By: Elizabeth Klein
Though Flint hasn’t been in the news as explosively as it was during the beginning of its plight, the problems in the central Michigan city haven’t gone away. Rather, they’ve increased. Flint is struggling to manage its second calamity in a year. In addition to the devastating contaminated water problem, the city must now deal with an outbreak of Shigellosis. The infectious disease is caused by the bacteria Shigella, and causes diarrhea, fever, and abdominal pain. It spreads through contact with the bacteria in the water and thrives when people don’t wash their hands. Since Most Flint residents have drastically adapted their bathing habits out of fear of the tainted water and its harmful effects the bacteria has found a place to thrive. Because of this, cases of Shigellosis in the county have reached an astounding number of eighty-five.
Many Flint residents currently use baby wipes instead of water to maintain hygiene. However, these wipes are unchlorinated and do not do kill bacteria. Many people are afraid that by using hot water through their filters, the lives of the filters will decrease. The Genesee County Health Department says that the hot water is safe, even when unfiltered. However, many people are not convinced.

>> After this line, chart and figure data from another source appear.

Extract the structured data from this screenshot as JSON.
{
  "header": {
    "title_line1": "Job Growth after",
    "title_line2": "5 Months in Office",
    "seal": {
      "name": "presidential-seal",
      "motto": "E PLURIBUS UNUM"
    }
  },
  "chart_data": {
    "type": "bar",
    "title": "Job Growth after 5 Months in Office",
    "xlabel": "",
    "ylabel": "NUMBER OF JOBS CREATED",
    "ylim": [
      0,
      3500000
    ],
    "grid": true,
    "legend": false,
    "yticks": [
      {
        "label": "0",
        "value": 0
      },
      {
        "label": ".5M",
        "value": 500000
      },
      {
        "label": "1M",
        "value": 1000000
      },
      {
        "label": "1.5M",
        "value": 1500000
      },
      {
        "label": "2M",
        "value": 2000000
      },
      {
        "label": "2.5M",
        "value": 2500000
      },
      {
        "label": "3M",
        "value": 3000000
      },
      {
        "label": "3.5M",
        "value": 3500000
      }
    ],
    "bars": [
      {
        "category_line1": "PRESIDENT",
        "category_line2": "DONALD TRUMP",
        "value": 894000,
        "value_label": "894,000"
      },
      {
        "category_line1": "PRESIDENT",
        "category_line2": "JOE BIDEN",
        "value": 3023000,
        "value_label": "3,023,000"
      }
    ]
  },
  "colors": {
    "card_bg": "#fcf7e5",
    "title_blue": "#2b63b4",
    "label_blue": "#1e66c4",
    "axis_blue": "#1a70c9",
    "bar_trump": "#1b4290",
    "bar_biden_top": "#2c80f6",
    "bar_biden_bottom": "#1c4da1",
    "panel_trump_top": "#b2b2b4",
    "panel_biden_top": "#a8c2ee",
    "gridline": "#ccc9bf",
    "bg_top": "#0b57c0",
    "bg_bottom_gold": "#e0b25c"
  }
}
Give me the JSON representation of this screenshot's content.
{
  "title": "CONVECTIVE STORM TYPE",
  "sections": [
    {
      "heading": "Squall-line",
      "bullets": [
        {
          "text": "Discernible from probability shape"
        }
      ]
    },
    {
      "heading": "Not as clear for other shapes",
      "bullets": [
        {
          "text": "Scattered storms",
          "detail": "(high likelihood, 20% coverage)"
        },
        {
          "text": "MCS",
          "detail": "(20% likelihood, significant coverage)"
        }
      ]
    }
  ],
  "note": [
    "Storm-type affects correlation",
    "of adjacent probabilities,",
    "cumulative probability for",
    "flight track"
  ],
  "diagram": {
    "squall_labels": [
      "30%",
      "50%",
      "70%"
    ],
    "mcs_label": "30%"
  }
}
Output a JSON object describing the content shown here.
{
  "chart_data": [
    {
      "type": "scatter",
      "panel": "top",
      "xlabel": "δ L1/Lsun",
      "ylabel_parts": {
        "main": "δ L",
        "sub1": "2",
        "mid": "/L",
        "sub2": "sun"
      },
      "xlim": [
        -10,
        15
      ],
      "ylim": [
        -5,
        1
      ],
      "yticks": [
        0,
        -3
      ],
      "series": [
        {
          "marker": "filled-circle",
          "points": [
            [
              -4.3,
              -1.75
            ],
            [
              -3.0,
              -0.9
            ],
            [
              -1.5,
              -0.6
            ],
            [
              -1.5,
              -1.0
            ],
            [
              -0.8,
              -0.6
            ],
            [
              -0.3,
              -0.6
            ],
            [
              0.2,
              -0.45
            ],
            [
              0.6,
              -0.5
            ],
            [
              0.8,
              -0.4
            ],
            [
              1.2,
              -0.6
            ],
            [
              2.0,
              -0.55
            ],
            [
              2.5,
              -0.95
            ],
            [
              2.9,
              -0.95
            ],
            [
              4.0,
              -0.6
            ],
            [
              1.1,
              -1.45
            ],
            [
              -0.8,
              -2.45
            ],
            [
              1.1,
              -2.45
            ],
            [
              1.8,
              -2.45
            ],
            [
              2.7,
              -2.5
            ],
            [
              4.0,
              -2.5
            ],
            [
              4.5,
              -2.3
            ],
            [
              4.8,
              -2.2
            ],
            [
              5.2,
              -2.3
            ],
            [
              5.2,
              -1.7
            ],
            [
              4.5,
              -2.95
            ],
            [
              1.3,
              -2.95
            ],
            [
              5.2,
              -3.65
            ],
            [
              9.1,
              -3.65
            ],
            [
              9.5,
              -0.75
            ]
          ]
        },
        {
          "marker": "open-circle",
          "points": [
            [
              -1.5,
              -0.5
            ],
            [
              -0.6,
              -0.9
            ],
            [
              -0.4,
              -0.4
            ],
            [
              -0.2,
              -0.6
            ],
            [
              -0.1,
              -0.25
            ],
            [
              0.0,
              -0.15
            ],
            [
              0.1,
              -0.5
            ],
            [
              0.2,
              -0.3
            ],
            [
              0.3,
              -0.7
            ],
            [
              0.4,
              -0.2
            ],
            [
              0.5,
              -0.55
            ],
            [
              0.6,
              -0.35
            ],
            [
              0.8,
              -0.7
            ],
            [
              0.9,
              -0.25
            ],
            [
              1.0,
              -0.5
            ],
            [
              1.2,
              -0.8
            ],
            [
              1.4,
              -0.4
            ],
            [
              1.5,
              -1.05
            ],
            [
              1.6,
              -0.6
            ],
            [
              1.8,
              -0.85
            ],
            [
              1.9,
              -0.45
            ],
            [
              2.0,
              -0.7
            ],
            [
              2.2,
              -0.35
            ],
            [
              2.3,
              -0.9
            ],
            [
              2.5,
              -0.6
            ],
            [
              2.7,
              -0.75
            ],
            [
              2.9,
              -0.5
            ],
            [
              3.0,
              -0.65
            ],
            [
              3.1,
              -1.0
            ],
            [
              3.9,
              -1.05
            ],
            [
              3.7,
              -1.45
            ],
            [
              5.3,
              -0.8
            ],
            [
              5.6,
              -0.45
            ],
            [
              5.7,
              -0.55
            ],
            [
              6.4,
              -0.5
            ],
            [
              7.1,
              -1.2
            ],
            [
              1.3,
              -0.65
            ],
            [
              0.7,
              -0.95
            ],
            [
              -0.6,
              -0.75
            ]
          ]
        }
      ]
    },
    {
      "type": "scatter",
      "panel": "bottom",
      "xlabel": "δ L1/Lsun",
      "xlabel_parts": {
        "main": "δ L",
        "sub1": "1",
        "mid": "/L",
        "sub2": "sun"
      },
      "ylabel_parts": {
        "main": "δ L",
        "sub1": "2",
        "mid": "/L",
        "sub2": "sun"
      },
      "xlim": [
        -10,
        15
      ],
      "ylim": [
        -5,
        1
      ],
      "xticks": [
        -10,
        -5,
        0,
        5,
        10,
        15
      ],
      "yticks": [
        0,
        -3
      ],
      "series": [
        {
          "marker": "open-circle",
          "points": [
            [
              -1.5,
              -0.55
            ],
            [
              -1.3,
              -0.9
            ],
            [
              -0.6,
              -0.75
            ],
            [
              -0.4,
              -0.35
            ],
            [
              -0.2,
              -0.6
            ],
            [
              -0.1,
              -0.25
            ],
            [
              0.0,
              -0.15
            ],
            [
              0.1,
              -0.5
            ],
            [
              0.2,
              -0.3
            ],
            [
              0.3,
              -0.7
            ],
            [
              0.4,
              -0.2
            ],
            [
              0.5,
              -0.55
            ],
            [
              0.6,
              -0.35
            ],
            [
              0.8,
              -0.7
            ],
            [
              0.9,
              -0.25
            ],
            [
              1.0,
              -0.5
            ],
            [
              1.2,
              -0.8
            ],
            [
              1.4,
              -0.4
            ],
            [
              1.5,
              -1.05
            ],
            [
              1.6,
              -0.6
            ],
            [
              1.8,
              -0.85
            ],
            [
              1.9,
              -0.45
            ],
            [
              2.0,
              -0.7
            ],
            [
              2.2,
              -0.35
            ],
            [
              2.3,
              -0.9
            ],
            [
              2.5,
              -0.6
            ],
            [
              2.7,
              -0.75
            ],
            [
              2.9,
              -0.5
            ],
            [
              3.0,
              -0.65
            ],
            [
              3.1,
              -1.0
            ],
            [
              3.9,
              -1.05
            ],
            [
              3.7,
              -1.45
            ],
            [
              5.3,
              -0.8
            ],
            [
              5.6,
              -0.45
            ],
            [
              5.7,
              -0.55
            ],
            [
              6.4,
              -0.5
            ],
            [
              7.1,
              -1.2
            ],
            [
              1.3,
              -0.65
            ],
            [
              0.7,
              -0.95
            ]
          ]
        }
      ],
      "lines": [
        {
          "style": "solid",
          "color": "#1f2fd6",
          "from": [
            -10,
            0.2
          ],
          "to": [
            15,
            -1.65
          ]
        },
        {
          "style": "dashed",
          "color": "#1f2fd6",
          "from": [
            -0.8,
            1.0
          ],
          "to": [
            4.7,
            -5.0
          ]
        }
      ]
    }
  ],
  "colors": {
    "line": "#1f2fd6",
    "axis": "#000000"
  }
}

In 2014 and 2015, Michigan claimed that unfiltered water in Flint was safe. However, many residents claimed that despite this, they developed rashes when they came into contact with the water.
“They’ll tell you ‘you can use it,’ then they’ll tell you ‘don’t use it,’ then they come on the news again, ‘use it,’” Flint resident Voil String told CNN in an interview. “You don’t know what to do with it…I ain’t using it.”
Some Flint citizens claim that the Michigan Department of Health and Human Services has not done enough to cooperate with the county’s health department. Jim Henry, the environmental health supervisor for Genesee County, says that the MHDHHS “refused to communicate with us.” He told CNN that he had a hard time receiving help from the department.
“For weeks the state MDHHS stopped communicating and assisting regarding all disease investigations,” Henry adds. “This action directly compromised the safety and health of our communities.”
The Genesee County Health Department wrote in a recent report that the MHDHHS is continuing to help and support the county. They claim that the MHDHHS has been “working with the GCHD staff on their development of a handwashing campaign.”
“MHDHHS continues to work with federal, state, and local partners,” the department stated. “[They have] also issued a Health Alert Network to reinforce the public health messaging with the healthcare community.”